Abdul Basir mengatakan, jemaah dari Kloter KJT 14 itu mengalami penurunan kondisi kesehatan secara mendadak setibanya di bandara.
Melihat kondisi yang memburuk, petugas kesehatan yang berjaga langsung melakukan penanganan awal di lokasi sebelum akhirnya merujuk jemaah tersebut ke rumah sakit terdekat untuk mendapat pertolongan medis lebih lanjut.
Meski sempat mendapatkan penanganan darurat, kondisi jemaah tidak tertolong.
“Informasinya tadi dini hari beliau meninggal dunia. Kita doakan mudah-mudahan beliau meninggal dalam keadaan husnul khotimah, keluarganya diberikan kesabaran dan ketabahan,” ujar Basir.
Kabar wafatnya jemaah ini menjadi duka bagi rombongan Kloter KJT 14, terutama karena peristiwa terjadi tak lama setelah tiba di Tanah Suci.
2. Pemerintah siapkan skema badal haji

Basir memastikan pemerintah akan mengambil alih tanggung jawab ibadah jemaah tersebut melalui skema badal haji.
Skema ini memungkinkan ibadah haji jemaah yang wafat tetap dilanjutkan dan diwakilkan oleh orang lain yang telah memenuhi syarat untuk melaksanakan badal.
Menurut Basir, pelaksanaan badal haji akan dijalankan oleh petugas haji yang sebelumnya sudah menunaikan ibadah haji.
“Pemerintah akan melaksanakan kewajibannya untuk membadalkan haji beliau, melalui para petugas haji yang sudah berhaji,” jelasnya.
Langkah ini menjadi bagian dari tanggung jawab pemerintah untuk memastikan hak ibadah jemaah tetap ditunaikan, meski yang bersangkutan meninggal dunia sebelum seluruh rangkaian ibadah selesai.
3. Identitas jemaah menunggu rilis resmi

Hingga kini, pihak penyelenggara belum membuka identitas lengkap jemaah yang meninggal, termasuk riwayat penyakit yang bersangkutan.
Basir mengatakan informasi detail terkait identitas dan kondisi medis jemaah akan disampaikan secara resmi oleh Kementerian Agama RI setelah seluruh prosedur administratif dan izin dari otoritas kesehatan selesai dilakukan.
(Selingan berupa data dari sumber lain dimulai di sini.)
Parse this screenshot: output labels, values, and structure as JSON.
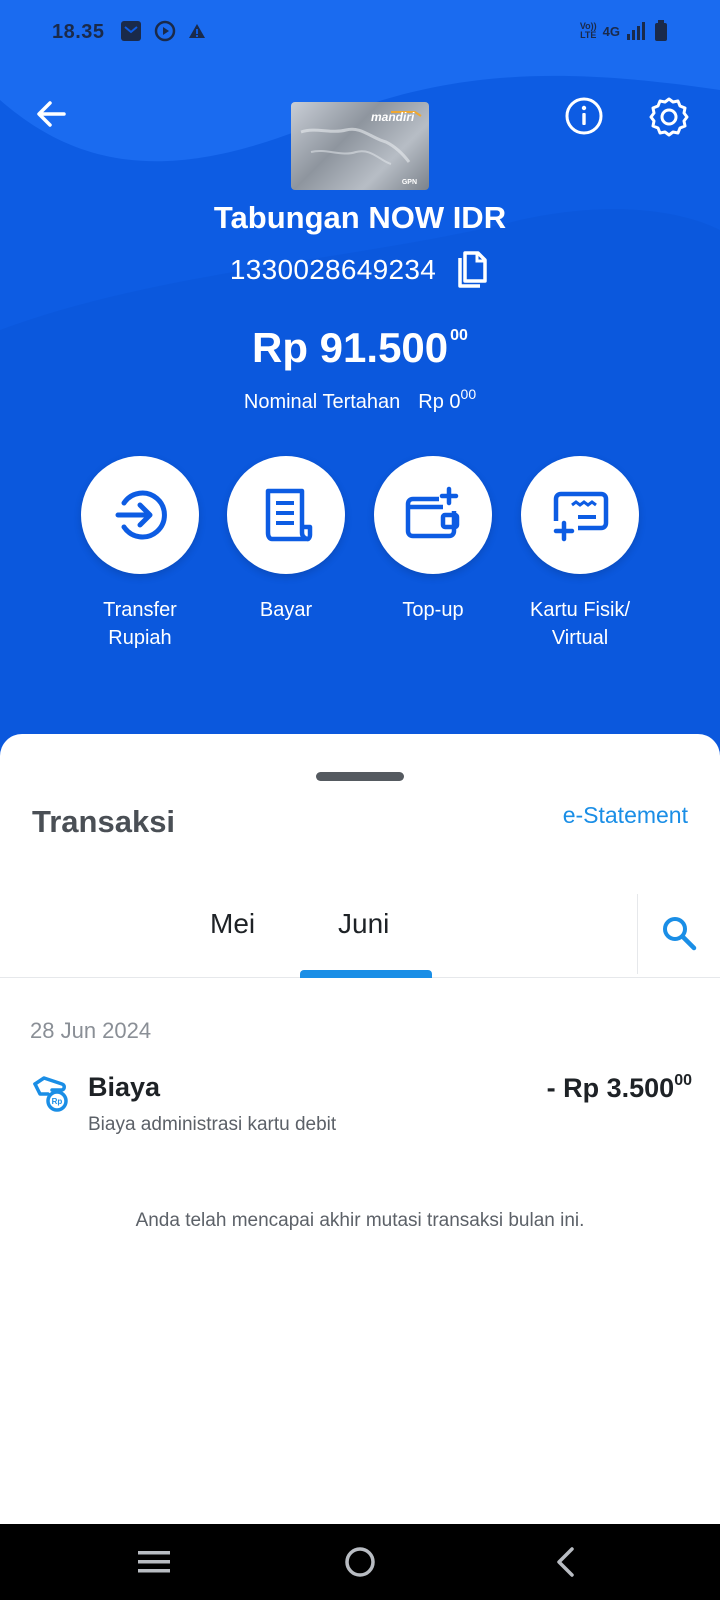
{
  "status_bar": {
    "time": "18.35",
    "network": "4G",
    "volte_top": "Vo))",
    "volte_bottom": "LTE"
  },
  "account": {
    "card_brand": "mandiri",
    "card_network": "GPN",
    "name": "Tabungan NOW IDR",
    "number": "1330028649234",
    "balance_main": "Rp 91.500",
    "balance_cents": "00",
    "hold_label": "Nominal Tertahan",
    "hold_amount": "Rp 0",
    "hold_cents": "00"
  },
  "actions": [
    {
      "label_line1": "Transfer",
      "label_line2": "Rupiah",
      "icon": "transfer-icon"
    },
    {
      "label_line1": "Bayar",
      "label_line2": "",
      "icon": "bill-icon"
    },
    {
      "label_line1": "Top-up",
      "label_line2": "",
      "icon": "wallet-plus-icon"
    },
    {
      "label_line1": "Kartu Fisik/",
      "label_line2": "Virtual",
      "icon": "card-plus-icon"
    }
  ],
  "transactions": {
    "title": "Transaksi",
    "estatement_label": "e-Statement",
    "tabs": [
      "Mei",
      "Juni"
    ],
    "active_tab": "Juni",
    "groups": [
      {
        "date": "28 Jun 2024",
        "items": [
          {
            "title": "Biaya",
            "subtitle": "Biaya administrasi kartu debit",
            "amount": "- Rp 3.500",
            "amount_cents": "00",
            "icon": "fee-icon"
          }
        ]
      }
    ],
    "end_note": "Anda telah mencapai akhir mutasi transaksi bulan ini."
  },
  "colors": {
    "primary_blue": "#0d5ce3",
    "accent_blue": "#1a8ee6",
    "text_dark": "#1e2226"
  }
}
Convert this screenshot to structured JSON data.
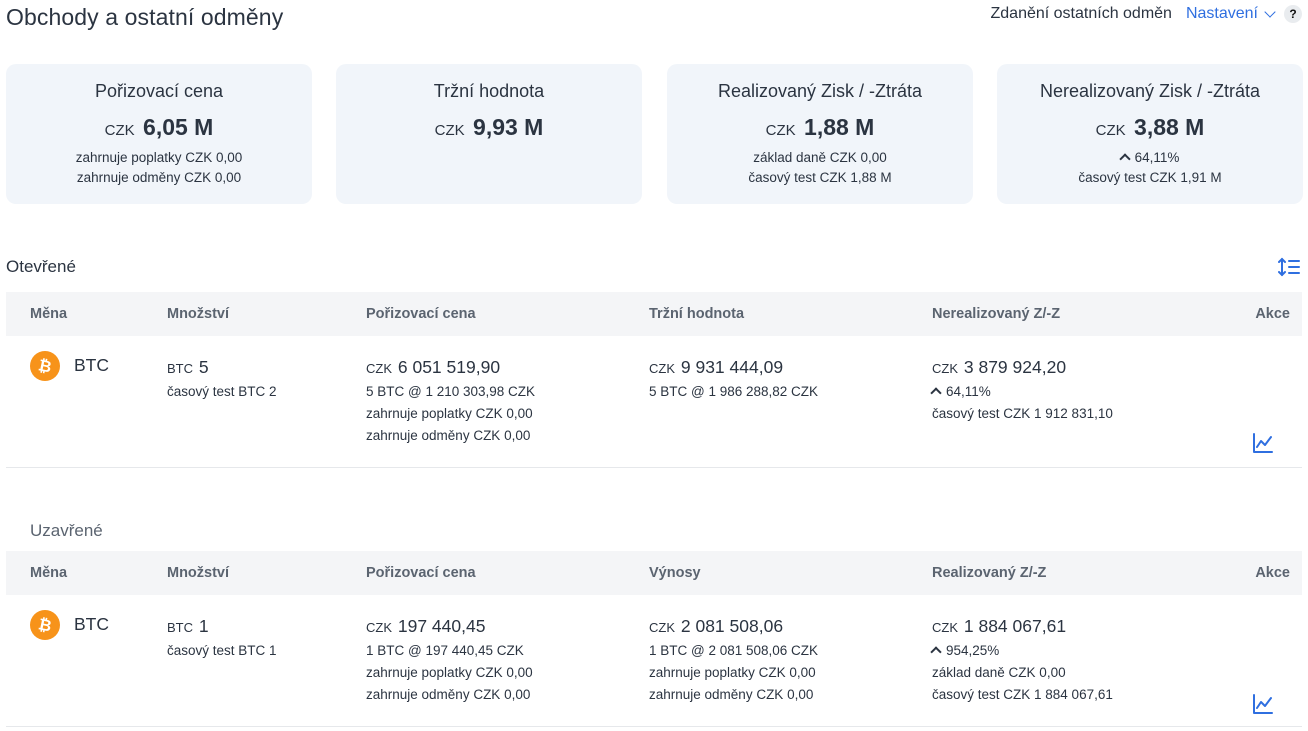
{
  "header": {
    "title": "Obchody a ostatní odměny",
    "tax_label": "Zdanění ostatních odměn",
    "settings_label": "Nastavení",
    "help_label": "?"
  },
  "cards": [
    {
      "title": "Pořizovací cena",
      "currency": "CZK",
      "value": "6,05 M",
      "lines": [
        "zahrnuje poplatky CZK 0,00",
        "zahrnuje odměny CZK 0,00"
      ]
    },
    {
      "title": "Tržní hodnota",
      "currency": "CZK",
      "value": "9,93 M",
      "lines": []
    },
    {
      "title": "Realizovaný Zisk / -Ztráta",
      "currency": "CZK",
      "value": "1,88 M",
      "lines": [
        "základ daně CZK 0,00",
        "časový test CZK 1,88 M"
      ]
    },
    {
      "title": "Nerealizovaný Zisk / -Ztráta",
      "currency": "CZK",
      "value": "3,88 M",
      "change": "64,11%",
      "lines": [
        "časový test CZK 1,91 M"
      ]
    }
  ],
  "open": {
    "title": "Otevřené",
    "columns": [
      "Měna",
      "Množství",
      "Pořizovací cena",
      "Tržní hodnota",
      "Nerealizovaný Z/-Z",
      "Akce"
    ],
    "rows": [
      {
        "coin": "BTC",
        "qty_cur": "BTC",
        "qty": "5",
        "qty_sub": "časový test BTC 2",
        "cost_cur": "CZK",
        "cost": "6 051 519,90",
        "cost_sub": [
          "5 BTC @ 1 210 303,98 CZK",
          "zahrnuje poplatky CZK 0,00",
          "zahrnuje odměny CZK 0,00"
        ],
        "mv_cur": "CZK",
        "mv": "9 931 444,09",
        "mv_sub": [
          "5 BTC @ 1 986 288,82 CZK"
        ],
        "pl_cur": "CZK",
        "pl": "3 879 924,20",
        "pl_change": "64,11%",
        "pl_sub": [
          "časový test CZK 1 912 831,10"
        ]
      }
    ]
  },
  "closed": {
    "title": "Uzavřené",
    "columns": [
      "Měna",
      "Množství",
      "Pořizovací cena",
      "Výnosy",
      "Realizovaný Z/-Z",
      "Akce"
    ],
    "rows": [
      {
        "coin": "BTC",
        "qty_cur": "BTC",
        "qty": "1",
        "qty_sub": "časový test BTC 1",
        "cost_cur": "CZK",
        "cost": "197 440,45",
        "cost_sub": [
          "1 BTC @ 197 440,45 CZK",
          "zahrnuje poplatky CZK 0,00",
          "zahrnuje odměny CZK 0,00"
        ],
        "mv_cur": "CZK",
        "mv": "2 081 508,06",
        "mv_sub": [
          "1 BTC @ 2 081 508,06 CZK",
          "zahrnuje poplatky CZK 0,00",
          "zahrnuje odměny CZK 0,00"
        ],
        "pl_cur": "CZK",
        "pl": "1 884 067,61",
        "pl_change": "954,25%",
        "pl_sub": [
          "základ daně CZK 0,00",
          "časový test CZK 1 884 067,61"
        ]
      }
    ]
  },
  "colors": {
    "accent": "#2f6fe0",
    "card_bg": "#f1f5fa",
    "btc": "#f7931a"
  },
  "icons": [
    "chevron-down-icon",
    "help-icon",
    "arrow-up-icon",
    "sort-icon",
    "bitcoin-icon",
    "chart-line-icon"
  ]
}
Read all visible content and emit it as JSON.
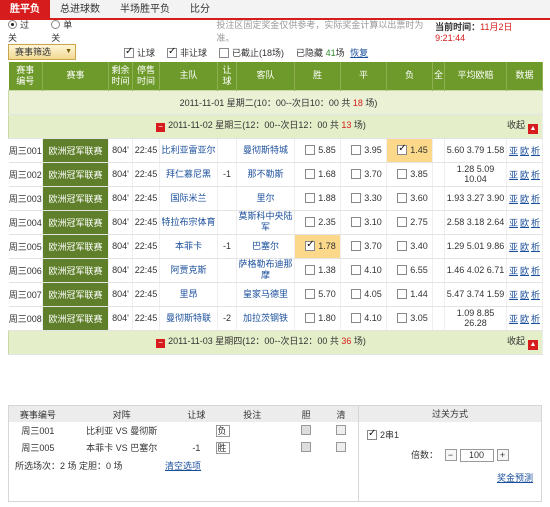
{
  "tabs": [
    {
      "label": "胜平负"
    },
    {
      "label": "总进球数"
    },
    {
      "label": "半场胜平负"
    },
    {
      "label": "比分"
    }
  ],
  "mode": {
    "pass": "过关",
    "single": "单关"
  },
  "notice": "投注区固定奖金仅供参考，实际奖金计算以出票时为准。",
  "time": {
    "label": "当前时间：",
    "date": "11月2日",
    "clock": "9:21:44"
  },
  "filter": {
    "button": "赛事筛选",
    "handicap": "让球",
    "no_handicap": "非让球",
    "ended": "已截止(18场)",
    "hidden_prefix": "已隐藏",
    "hidden_count": "41",
    "hidden_suffix": "场",
    "restore": "恢复"
  },
  "headers": {
    "id": "赛事\n编号",
    "league": "赛事",
    "remain": "剩余\n时间",
    "stop": "停售\n时间",
    "home": "主队",
    "hc": "让\n球",
    "away": "客队",
    "win": "胜",
    "draw": "平",
    "lose": "负",
    "all": "全",
    "avg": "平均欧赔",
    "data": "数据"
  },
  "days": [
    {
      "prefix": "2011-11-01 星期二(10：00--次日10：00 共 ",
      "count": "18",
      "suffix": " 场)"
    },
    {
      "prefix": "2011-11-02 星期三(12：00--次日12：00 共 ",
      "count": "13",
      "suffix": " 场)",
      "collapse": "收起"
    },
    {
      "prefix": "2011-11-03 星期四(12：00--次日12：00 共 ",
      "count": "36",
      "suffix": " 场)",
      "collapse": "收起"
    }
  ],
  "data_links": [
    "亚",
    "欧",
    "析"
  ],
  "matches": [
    {
      "id": "周三001",
      "league": "欧洲冠军联赛",
      "remain": "804'",
      "stop": "22:45",
      "home": "比利亚雷亚尔",
      "hc": "",
      "away": "曼彻斯特城",
      "win": "5.85",
      "draw": "3.95",
      "lose": "1.45",
      "avg": "5.60 3.79 1.58"
    },
    {
      "id": "周三002",
      "league": "欧洲冠军联赛",
      "remain": "804'",
      "stop": "22:45",
      "home": "拜仁慕尼黑",
      "hc": "-1",
      "away": "那不勒斯",
      "win": "1.68",
      "draw": "3.70",
      "lose": "3.85",
      "avg": "1.28 5.09 10.04"
    },
    {
      "id": "周三003",
      "league": "欧洲冠军联赛",
      "remain": "804'",
      "stop": "22:45",
      "home": "国际米兰",
      "hc": "",
      "away": "里尔",
      "win": "1.88",
      "draw": "3.30",
      "lose": "3.60",
      "avg": "1.93 3.27 3.90"
    },
    {
      "id": "周三004",
      "league": "欧洲冠军联赛",
      "remain": "804'",
      "stop": "22:45",
      "home": "特拉布宗体育",
      "hc": "",
      "away": "莫斯科中央陆军",
      "win": "2.35",
      "draw": "3.10",
      "lose": "2.75",
      "avg": "2.58 3.18 2.64"
    },
    {
      "id": "周三005",
      "league": "欧洲冠军联赛",
      "remain": "804'",
      "stop": "22:45",
      "home": "本菲卡",
      "hc": "-1",
      "away": "巴塞尔",
      "win": "1.78",
      "draw": "3.70",
      "lose": "3.40",
      "avg": "1.29 5.01 9.86"
    },
    {
      "id": "周三006",
      "league": "欧洲冠军联赛",
      "remain": "804'",
      "stop": "22:45",
      "home": "阿贾克斯",
      "hc": "",
      "away": "萨格勒布迪那摩",
      "win": "1.38",
      "draw": "4.10",
      "lose": "6.55",
      "avg": "1.46 4.02 6.71"
    },
    {
      "id": "周三007",
      "league": "欧洲冠军联赛",
      "remain": "804'",
      "stop": "22:45",
      "home": "里昂",
      "hc": "",
      "away": "皇家马德里",
      "win": "5.70",
      "draw": "4.05",
      "lose": "1.44",
      "avg": "5.47 3.74 1.59"
    },
    {
      "id": "周三008",
      "league": "欧洲冠军联赛",
      "remain": "804'",
      "stop": "22:45",
      "home": "曼彻斯特联",
      "hc": "-2",
      "away": "加拉茨钢铁",
      "win": "1.80",
      "draw": "4.10",
      "lose": "3.05",
      "avg": "1.09 8.85 26.28"
    }
  ],
  "betslip": {
    "headers": {
      "id": "赛事编号",
      "match": "对阵",
      "hc": "让球",
      "pick": "投注",
      "dan": "胆",
      "clear": "清"
    },
    "rows": [
      {
        "id": "周三001",
        "home": "比利亚",
        "vs": "VS",
        "away": "曼彻斯",
        "hc": "",
        "pick": "负"
      },
      {
        "id": "周三005",
        "home": "本菲卡",
        "vs": "VS",
        "away": "巴塞尔",
        "hc": "-1",
        "pick": "胜"
      }
    ],
    "summary": "所选场次：2 场  定胆：0 场",
    "clear_all": "清空选项"
  },
  "pass": {
    "title": "过关方式",
    "option": "2串1",
    "multiple_label": "倍数：",
    "multiple_value": "100",
    "minus": "−",
    "plus": "+",
    "predict": "奖金预测"
  }
}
Pihak penyelenggara memilih menahan informasi tersebut sementara waktu untuk menghormati prosedur dan pihak keluarga.
Dengan demikian, publik diminta menunggu keterangan resmi dari otoritas terkait mengenai identitas lengkap jemaah maupun riwayat kesehatannya.
Di tengah kabar duka ini, pemerintah memastikan penanganan jemaah tetap berjalan sesuai prosedur, termasuk memastikan hak ibadah almarhum tetap ditunaikan melalui skema badal haji.